Under Medicare Advantage (MA), CMS makes monthly capitated payments to organizations participating in the program using a risk adjustment system that considers the health status of beneficiaries, which is communicated by MA organizations to CMS via diagnosis code submission. CMS then maps certain diagnosis codes, on the basis of similar clinical characteristics and severity and cost implications, into Hierarchical Condition Categories (HCCs). CMS makes higher payments for enrollees who receive diagnoses that map to HCCs.

HHS OIG used an audit approach similar to CMS’ historic Risk Adjustment Data Validation (RADV) audits, sampling all diagnosis codes submitted for 200 beneficiaries with at least 1 diagnosis code that mapped to an HCC for 2015.

OIG found that Humana did not submit some diagnosis codes to CMS for use in the risk adjustment program in accordance with Federal requirements. While most of the diagnosis codes Humana submitted were supported in the medical records, 203 HCCs were not validated and resulted in overpayments. The 203 unvalidated HCCs included 20 HCCs for which OIG found 22 other HCCs for more and less severe manifestations of the diseases. There were also 15 HCCs for which the medical records supported diagnosis codes that Humana should have submitted to CMS but did not.

OIG then extrapolated an overpayment amount, recommending Humana return a jaw-dropping $197.7 million in alleged overpayments for 2015. OIG also recommended Humana enhance its policies and procedures to prevent such overpayments again in the future by detecting and correcting noncompliance with Federal requirements for diagnosis codes used to calculate risk-adjusted payments independently.
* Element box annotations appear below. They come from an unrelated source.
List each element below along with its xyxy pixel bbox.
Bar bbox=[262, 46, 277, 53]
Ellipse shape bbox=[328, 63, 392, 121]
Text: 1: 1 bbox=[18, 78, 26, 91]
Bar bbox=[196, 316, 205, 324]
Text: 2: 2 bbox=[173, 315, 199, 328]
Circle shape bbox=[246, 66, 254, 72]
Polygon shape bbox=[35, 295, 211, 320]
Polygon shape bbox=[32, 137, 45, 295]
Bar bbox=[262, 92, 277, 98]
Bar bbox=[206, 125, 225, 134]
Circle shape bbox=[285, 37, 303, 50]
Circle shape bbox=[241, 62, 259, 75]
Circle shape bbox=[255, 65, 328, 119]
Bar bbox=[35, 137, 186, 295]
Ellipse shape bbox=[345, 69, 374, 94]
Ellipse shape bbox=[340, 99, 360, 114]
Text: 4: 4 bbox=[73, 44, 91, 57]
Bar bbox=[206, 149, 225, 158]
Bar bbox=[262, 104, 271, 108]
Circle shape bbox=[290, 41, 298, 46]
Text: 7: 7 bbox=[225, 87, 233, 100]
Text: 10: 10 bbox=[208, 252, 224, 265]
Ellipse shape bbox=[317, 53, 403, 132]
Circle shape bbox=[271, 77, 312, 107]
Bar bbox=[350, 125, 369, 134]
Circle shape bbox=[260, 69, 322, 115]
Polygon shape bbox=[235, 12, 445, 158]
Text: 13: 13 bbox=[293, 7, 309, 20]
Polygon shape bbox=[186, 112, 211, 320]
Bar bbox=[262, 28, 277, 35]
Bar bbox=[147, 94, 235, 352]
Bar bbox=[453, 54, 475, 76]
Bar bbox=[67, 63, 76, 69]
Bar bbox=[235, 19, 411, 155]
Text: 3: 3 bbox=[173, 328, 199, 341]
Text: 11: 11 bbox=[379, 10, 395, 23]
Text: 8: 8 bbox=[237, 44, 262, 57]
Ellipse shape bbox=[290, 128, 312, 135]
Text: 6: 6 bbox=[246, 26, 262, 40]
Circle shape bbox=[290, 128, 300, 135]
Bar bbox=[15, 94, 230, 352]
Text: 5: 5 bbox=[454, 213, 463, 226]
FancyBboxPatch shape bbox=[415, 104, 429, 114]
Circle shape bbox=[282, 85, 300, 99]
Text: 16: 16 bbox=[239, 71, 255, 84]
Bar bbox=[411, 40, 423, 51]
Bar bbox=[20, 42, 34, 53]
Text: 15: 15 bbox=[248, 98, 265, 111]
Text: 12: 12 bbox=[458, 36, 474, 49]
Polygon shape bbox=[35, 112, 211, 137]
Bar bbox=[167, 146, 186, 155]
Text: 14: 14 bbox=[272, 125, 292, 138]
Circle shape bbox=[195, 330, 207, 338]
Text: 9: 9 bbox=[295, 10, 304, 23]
Humana disagreed with the OIG audit results and challenged OIG in both its coding and audit methodology. Humana was successful in overturning some of the coding determinations made by OIG, driving the error rate down and reducing the extrapolated overpayment from $263.1 million (in the draft report) to $197.7 million. Humana also argued that OIG did not actually follow CMS’ established RADV methodology; that OIG did not incorporate underpayments in its estimates of overpayments; that OIG did not correctly calculate the overpayment amount; and that the identification of unsupported diagnosis codes do not indicate a failure of Humana’s policies and procedures.

The findings and recommendations by OIG did not represent final determination by CMS, as the determination of whether an overpayment exists is in the discretion of CMS officials. Humana will have the right to appeal CMS’ ultimate determination through the RADV appeals process.